The State Department charged that nine days after the arrest of Viktor A. Ruchkin of Alexandria on Nov. 10, an American who is a Pan American World Airways employee working in Moscow was arrested on similar charges in retaliation.

Charges against the American, Robert S. Sievers, "have ben disposed of" according to a Soviet message to the State Department, a department spokesman said. But yesterday, Sievers and his family were temporarily not permitted to leave Russia and it was unclear how the charge was disposed of, the spokesman said. The State Department is now "taking up the (the travel restriction) with Soviet authorities," the spokesman said.

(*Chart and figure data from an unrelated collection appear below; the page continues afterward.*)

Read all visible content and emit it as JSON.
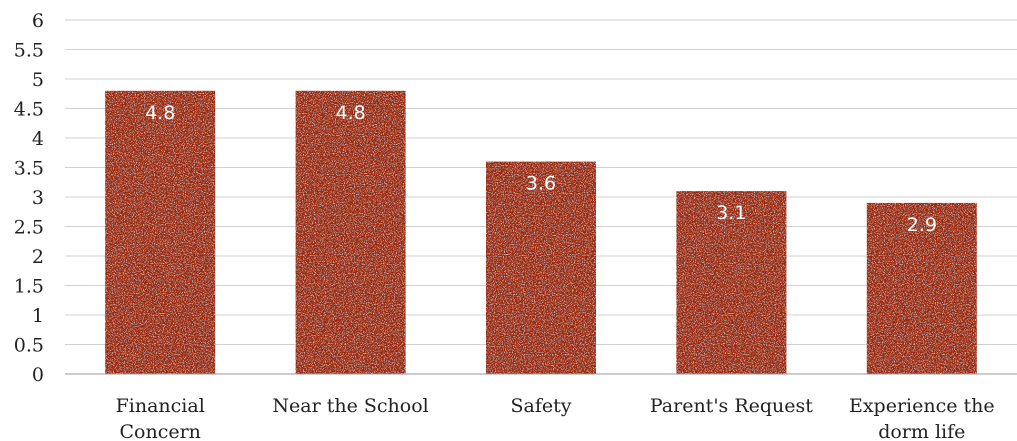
{
  "chart_data": {
    "type": "bar",
    "categories": [
      "Financial Concern",
      "Near the School",
      "Safety",
      "Parent's Request",
      "Experience the dorm life"
    ],
    "category_lines": [
      [
        "Financial",
        "Concern"
      ],
      [
        "Near the School"
      ],
      [
        "Safety"
      ],
      [
        "Parent's Request"
      ],
      [
        "Experience the",
        "dorm life"
      ]
    ],
    "values": [
      4.8,
      4.8,
      3.6,
      3.1,
      2.9
    ],
    "data_labels": [
      "4.8",
      "4.8",
      "3.6",
      "3.1",
      "2.9"
    ],
    "y_ticks": [
      "0",
      "0.5",
      "1",
      "1.5",
      "2",
      "2.5",
      "3",
      "3.5",
      "4",
      "4.5",
      "5",
      "5.5",
      "6"
    ],
    "ylim": [
      0,
      6
    ],
    "grid": true,
    "legend": "none",
    "bar_color": "#9B2B10"
  }
}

According to State Department spokesmen, Soviet Embassy officials wanted charges against Ruchkin dropped. The State Department said the arrest was a local matter and that Ruchkin did not have diplomatic immunity from arrest.

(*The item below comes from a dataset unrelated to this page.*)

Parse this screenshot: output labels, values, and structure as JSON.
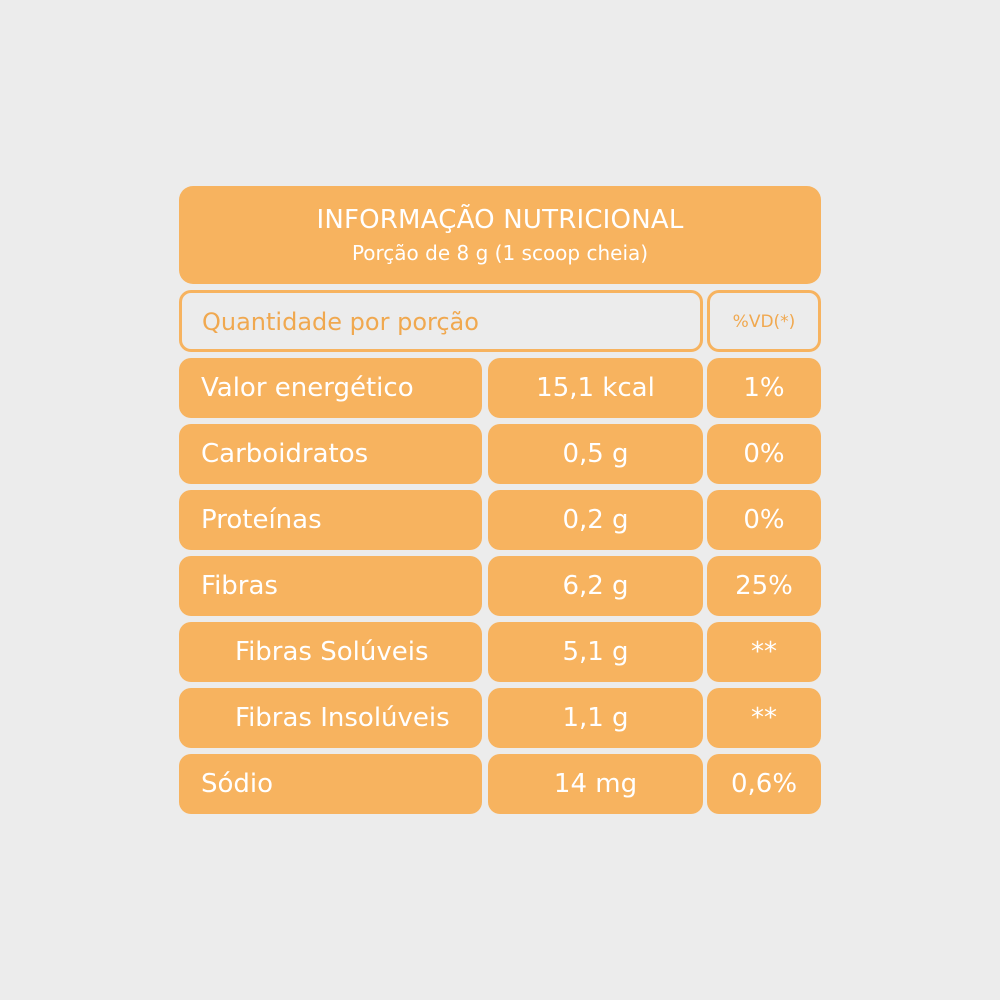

"Rather than get into any complication with the fellow (American) over there," Hurst said, "I felt it was the easiest thing to do" to place Ruchkin on probation.

Hurst said Ruchkin's attorney agreed in the judge's chambers to probation until July 28 when he is scheduled to appear again in Falls Church General District Court for disposition of his case.

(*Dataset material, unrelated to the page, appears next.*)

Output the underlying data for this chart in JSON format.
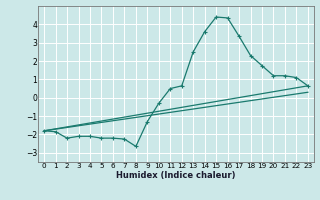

"If there's no further problems, I guess I'll dismiss it, I don't know yet," Hurst said.

Ruchkin refused to comment on his case.

Drivers charged for the first time with drunken driving usually plead guilty, then are placed on probation and must attend an alcohol safety program with the successful completion of the program, charges may be reduced to reckless driving.

Ruchkin was not required to make a plea and he did not, Hurst said.

"I don't think the Russians wanted him to go to the (alcohol safety) program," Hurst said. "The Russians are not too happy about the whole thing."

When asked if he thought his decision was fair to American drivers who must attend the program of face other penalties, Hurst said, "I thought about that, too.Maybe it isn't fair, but you can't be superfair in a position like this.

"I thought about it a long time," Hurst continued. "If I convicted him, they'd (Soviets) probably have him (Ruchkin) selling tickets in Kiev on the midnight shift, I guess."